A council report on the project claims New Zealand’s volatile construction industry is partly to blame. It says tight margins and rapidly rising costs have led to a number of well publicised construction industry failures in recent times. It states:
“The receivership of Mainzeal, Eberts, Orange H and withdrawal from the vertical market by Fletcher Construction has resulted in remaining main contractors and subcontractors not being prepared to accept risk that they cannot quantify.
“As a result of the volume of work across New Zealand, main contractors and subtrades are experiencing labour shortages. Sub-trades are selective and a lack of competitive pricing tension drives up cost.”
Norman says the Wellington City Council report’s findings are a good summary of the problems the industry is facing, even if it has traditionally been the Auckland and Canterbury regions that have had to deal with such issues.
More sector problems on the horizon
After the recent voluntary administration of Arrow International, economist Cameron Bagrie stated that more building and construction firms were destined to fail.
“You are going to see more failures within that sector, we haven’t seen the last of it. What you have at the moment is a nasty combination where the sector is basically maxed out capacity wise, access to credit is becoming an issue because the banks are looking at everything closer, and costs keep moving up,” Bagrie said.
Auckland Council director of infrastructure and environmental services Barry Potter says while the council still uses fixed priced contracts, there are other options. He refers to the contracting model being used to build the infrastructure for the America’s Cup in 2021.
Potter says the Auckland Council and its development arm Panuku have contracted Downer, McConnell Dowell, Beca and Tonkin and Taylor to do the work needed, from the initial design and architecture through to the construction.
“Under that arrangement we’re working collaboratively and the risks are shared by the whole group and all the players are working on a pain share, gain share basis. And there are incentives to meet the KPIs (Key Performance Indicators),” he says. “We went into it with this sort of arrangement because the timeframes are very tight to deliver it on time.”
He says the Auckland Council and CRL Limited are looking at using a similar type of contracting model for the next stage of the City Rail Link (CRL) project.
But the project hasn’t been without controversy. Rumours in the last couple of months suggest the revised estimates for the project had increased by $500 million and that there were now concerns the cost overrun could top $1 billion. Auckland Council, CRL Limited and Transport Minister Phil Twyford have all refused to confirm or deny the reports.

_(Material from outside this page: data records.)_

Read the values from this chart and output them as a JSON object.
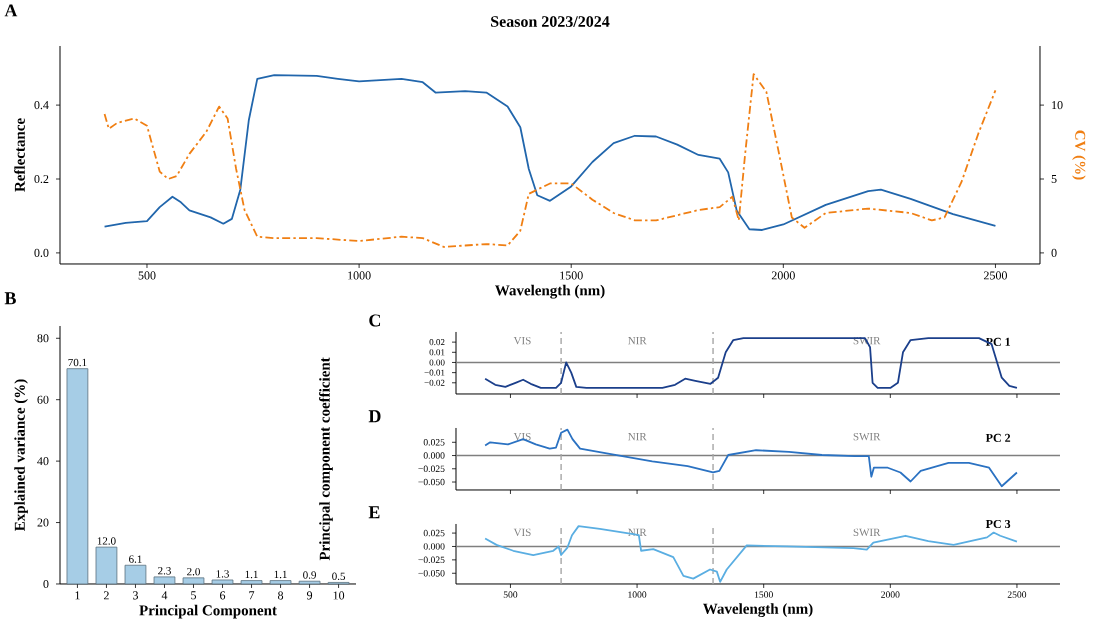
{
  "chart_data": [
    {
      "type": "line",
      "title": "Season 2023/2024",
      "xlabel": "Wavelength (nm)",
      "ylabel": "Reflectance",
      "y2label": "CV (%)",
      "annotations": [
        "A"
      ],
      "xlim": [
        295,
        2605
      ],
      "xticks": [
        500,
        1000,
        1500,
        2000,
        2500
      ],
      "ylim": [
        -0.03,
        0.56
      ],
      "yticks": [
        {
          "value": 0,
          "label": "0.0"
        },
        {
          "value": 0.2,
          "label": "0.2"
        },
        {
          "value": 0.4,
          "label": "0.4"
        }
      ],
      "y2lim": [
        -0.75,
        14
      ],
      "y2ticks": [
        0,
        5,
        10
      ],
      "series": [
        {
          "color": "#2166ac",
          "x": [
            400,
            450,
            500,
            530,
            560,
            580,
            600,
            650,
            680,
            700,
            720,
            740,
            760,
            800,
            900,
            950,
            1000,
            1100,
            1150,
            1180,
            1250,
            1300,
            1350,
            1380,
            1400,
            1420,
            1450,
            1500,
            1550,
            1600,
            1650,
            1700,
            1750,
            1800,
            1850,
            1870,
            1890,
            1920,
            1950,
            2000,
            2100,
            2200,
            2230,
            2300,
            2400,
            2500
          ],
          "values": [
            0.071,
            0.081,
            0.086,
            0.124,
            0.152,
            0.137,
            0.115,
            0.096,
            0.079,
            0.092,
            0.171,
            0.359,
            0.471,
            0.481,
            0.479,
            0.471,
            0.464,
            0.471,
            0.462,
            0.434,
            0.438,
            0.434,
            0.396,
            0.34,
            0.227,
            0.156,
            0.141,
            0.18,
            0.246,
            0.297,
            0.317,
            0.315,
            0.293,
            0.265,
            0.255,
            0.218,
            0.115,
            0.064,
            0.062,
            0.077,
            0.13,
            0.167,
            0.171,
            0.146,
            0.105,
            0.073
          ]
        },
        {
          "color": "#f07f13",
          "axis": "y2",
          "line_style": "dashdot",
          "x": [
            400,
            410,
            430,
            470,
            500,
            530,
            550,
            570,
            600,
            640,
            670,
            690,
            710,
            730,
            760,
            800,
            900,
            1000,
            1100,
            1150,
            1200,
            1250,
            1300,
            1350,
            1380,
            1400,
            1450,
            1500,
            1550,
            1600,
            1650,
            1700,
            1800,
            1850,
            1880,
            1895,
            1910,
            1930,
            1960,
            1990,
            2020,
            2050,
            2100,
            2200,
            2300,
            2350,
            2380,
            2420,
            2460,
            2500
          ],
          "values": [
            9.4,
            8.4,
            8.8,
            9.1,
            8.6,
            5.5,
            5.0,
            5.2,
            6.7,
            8.2,
            9.9,
            9.1,
            5.7,
            2.9,
            1.1,
            1.0,
            1.0,
            0.8,
            1.1,
            1.0,
            0.4,
            0.5,
            0.6,
            0.5,
            1.5,
            4.0,
            4.7,
            4.7,
            3.6,
            2.7,
            2.2,
            2.2,
            2.9,
            3.1,
            3.8,
            2.2,
            6.7,
            12.1,
            10.9,
            6.7,
            2.4,
            1.7,
            2.7,
            3.0,
            2.7,
            2.2,
            2.4,
            4.8,
            8.1,
            11.0
          ]
        }
      ]
    },
    {
      "type": "bar",
      "xlabel": "Principal Component",
      "ylabel": "Explained variance (%)",
      "annotations": [
        "B"
      ],
      "categories": [
        "1",
        "2",
        "3",
        "4",
        "5",
        "6",
        "7",
        "8",
        "9",
        "10"
      ],
      "values": [
        70.1,
        12.0,
        6.1,
        2.3,
        2.0,
        1.3,
        1.1,
        1.1,
        0.9,
        0.5
      ],
      "color": "#a6cde6",
      "ylim": [
        0,
        84
      ],
      "yticks": [
        0,
        20,
        40,
        60,
        80
      ],
      "value_labels": [
        "70.1",
        "12.0",
        "6.1",
        "2.3",
        "2.0",
        "1.3",
        "1.1",
        "1.1",
        "0.9",
        "0.5"
      ]
    },
    {
      "type": "line",
      "annotations": [
        "C",
        "VIS",
        "NIR",
        "SWIR"
      ],
      "xlim": [
        285,
        2670
      ],
      "xticks": [
        500,
        1000,
        1500,
        2000,
        2500
      ],
      "tick_labels": "y",
      "ylim": [
        -0.031,
        0.03
      ],
      "yticks": [
        {
          "value": 0.02,
          "label": "0.02"
        },
        {
          "value": 0.01,
          "label": "0.01"
        },
        {
          "value": 0,
          "label": "0.00"
        },
        {
          "value": -0.01,
          "label": "−0.01"
        },
        {
          "value": -0.02,
          "label": "−0.02"
        }
      ],
      "ref_lines": [
        {
          "axis": "y",
          "value": 0,
          "color": "#7f7f7f"
        },
        {
          "axis": "x",
          "value": 700,
          "color": "#a6a6a6",
          "line_style": "dashed"
        },
        {
          "axis": "x",
          "value": 1300,
          "color": "#a6a6a6",
          "line_style": "dashed"
        }
      ],
      "series": [
        {
          "name": "PC 1",
          "color": "#1b3f8b",
          "x": [
            400,
            440,
            480,
            520,
            550,
            580,
            620,
            680,
            700,
            720,
            740,
            760,
            800,
            1000,
            1100,
            1150,
            1190,
            1230,
            1290,
            1320,
            1350,
            1380,
            1420,
            1900,
            1920,
            1930,
            1950,
            2000,
            2030,
            2050,
            2080,
            2150,
            2350,
            2400,
            2440,
            2470,
            2500
          ],
          "values": [
            -0.016,
            -0.022,
            -0.024,
            -0.02,
            -0.017,
            -0.021,
            -0.025,
            -0.025,
            -0.02,
            0.0,
            -0.01,
            -0.024,
            -0.025,
            -0.025,
            -0.025,
            -0.022,
            -0.016,
            -0.018,
            -0.021,
            -0.015,
            0.01,
            0.022,
            0.024,
            0.024,
            0.015,
            -0.02,
            -0.025,
            -0.025,
            -0.02,
            0.01,
            0.022,
            0.024,
            0.024,
            0.018,
            -0.015,
            -0.023,
            -0.025
          ]
        }
      ]
    },
    {
      "type": "line",
      "ylabel": "Principal component coefficient",
      "annotations": [
        "D",
        "VIS",
        "NIR",
        "SWIR"
      ],
      "xlim": [
        285,
        2670
      ],
      "xticks": [
        500,
        1000,
        1500,
        2000,
        2500
      ],
      "tick_labels": "y",
      "ylim": [
        -0.065,
        0.052
      ],
      "yticks": [
        {
          "value": 0.025,
          "label": "0.025"
        },
        {
          "value": 0,
          "label": "0.000"
        },
        {
          "value": -0.025,
          "label": "−0.025"
        },
        {
          "value": -0.05,
          "label": "−0.050"
        }
      ],
      "ref_lines": [
        {
          "axis": "y",
          "value": 0,
          "color": "#7f7f7f"
        },
        {
          "axis": "x",
          "value": 700,
          "color": "#a6a6a6",
          "line_style": "dashed"
        },
        {
          "axis": "x",
          "value": 1300,
          "color": "#a6a6a6",
          "line_style": "dashed"
        }
      ],
      "series": [
        {
          "name": "PC 2",
          "color": "#2b72c2",
          "x": [
            400,
            420,
            490,
            550,
            600,
            655,
            680,
            700,
            725,
            745,
            775,
            880,
            1060,
            1200,
            1300,
            1325,
            1360,
            1470,
            1600,
            1730,
            1860,
            1915,
            1925,
            1935,
            1990,
            2040,
            2080,
            2120,
            2230,
            2310,
            2390,
            2440,
            2500
          ],
          "values": [
            0.019,
            0.025,
            0.021,
            0.031,
            0.021,
            0.013,
            0.015,
            0.043,
            0.049,
            0.031,
            0.013,
            0.004,
            -0.011,
            -0.02,
            -0.032,
            -0.029,
            0.001,
            0.01,
            0.007,
            0.001,
            -0.001,
            -0.001,
            -0.04,
            -0.023,
            -0.023,
            -0.032,
            -0.049,
            -0.029,
            -0.014,
            -0.014,
            -0.023,
            -0.058,
            -0.032
          ]
        }
      ]
    },
    {
      "type": "line",
      "xlabel": "Wavelength (nm)",
      "annotations": [
        "E",
        "VIS",
        "NIR",
        "SWIR"
      ],
      "xlim": [
        285,
        2670
      ],
      "xticks": [
        500,
        1000,
        1500,
        2000,
        2500
      ],
      "ylim": [
        -0.07,
        0.042
      ],
      "yticks": [
        {
          "value": 0.025,
          "label": "0.025"
        },
        {
          "value": 0,
          "label": "0.000"
        },
        {
          "value": -0.025,
          "label": "−0.025"
        },
        {
          "value": -0.05,
          "label": "−0.050"
        }
      ],
      "ref_lines": [
        {
          "axis": "y",
          "value": 0,
          "color": "#7f7f7f"
        },
        {
          "axis": "x",
          "value": 700,
          "color": "#a6a6a6",
          "line_style": "dashed"
        },
        {
          "axis": "x",
          "value": 1300,
          "color": "#a6a6a6",
          "line_style": "dashed"
        }
      ],
      "series": [
        {
          "name": "PC 3",
          "color": "#5aaee2",
          "x": [
            400,
            445,
            511,
            590,
            669,
            690,
            700,
            725,
            743,
            769,
            853,
            985,
            1007,
            1016,
            1064,
            1143,
            1183,
            1222,
            1288,
            1315,
            1328,
            1354,
            1433,
            1591,
            1854,
            1907,
            1933,
            2060,
            2150,
            2250,
            2382,
            2408,
            2434,
            2500
          ],
          "values": [
            0.015,
            0.003,
            -0.008,
            -0.016,
            -0.008,
            0.0,
            -0.016,
            -0.002,
            0.021,
            0.038,
            0.033,
            0.023,
            0.021,
            -0.008,
            -0.005,
            -0.02,
            -0.055,
            -0.06,
            -0.043,
            -0.047,
            -0.066,
            -0.043,
            0.002,
            0.0,
            -0.003,
            -0.006,
            0.007,
            0.02,
            0.01,
            0.003,
            0.017,
            0.026,
            0.02,
            0.009
          ]
        }
      ]
    }
  ]
}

While in November it was announced that RCR Infrastructure (NZ), which was in a joint venture with WSP Opus, was still completing the $7.5 million contract to design the railway when it went into voluntary administration. The company is the New Zealand subsidiary of Australian company RCR Tomlinson which went into liquidation in 2018.
Need for overseas input
But Potter says major public infrastructure projects often require overseas expertise.
He says when the council needs to carry out civil construction work there is a number of local companies that are capable of doing the work.
“But when you get very large projects you are playing on an international market and you want international players to be part of your team. So you have to make sure your project is attractive to them.”
He says they often bring expertise and experience needed.
“What you might think is a big project in New Zealand terms, in an Australasian context isn’t. But it’s important that these big projects are attractive to big players.”
But whether it’s fixed price contracting, or different types of agreements, things are changing in the construction world and if Bagrie’s comments are anything to go by Arrow International certainly won’t be the last big player in the market to go bust.
Last month Arrow International announced it had gone into voluntary administration after a court decision over a leaky building left it insolvent.
The company was involved in a number of major construction projects in Auckland, including a $28 million, 18-level apartment project in Airedale Street which was due to be completed next month. It was also working on a $40 million, 21-level student accommodation block on a site in Beach Road bordering Anzac Avenue. The project was due to be completed in mid-2019. In a statement released last month to announce the company was going into voluntary administration Arrow International referred to the turmoil in the industry.
“In recent times the construction industry has become challenging and there is a disproportionate level of risk carried by contractors. We have managed through tough trading conditions which have stressed the entire sector but this unexpected result has affected solvency to the point that we could not sustain trading as we have been.”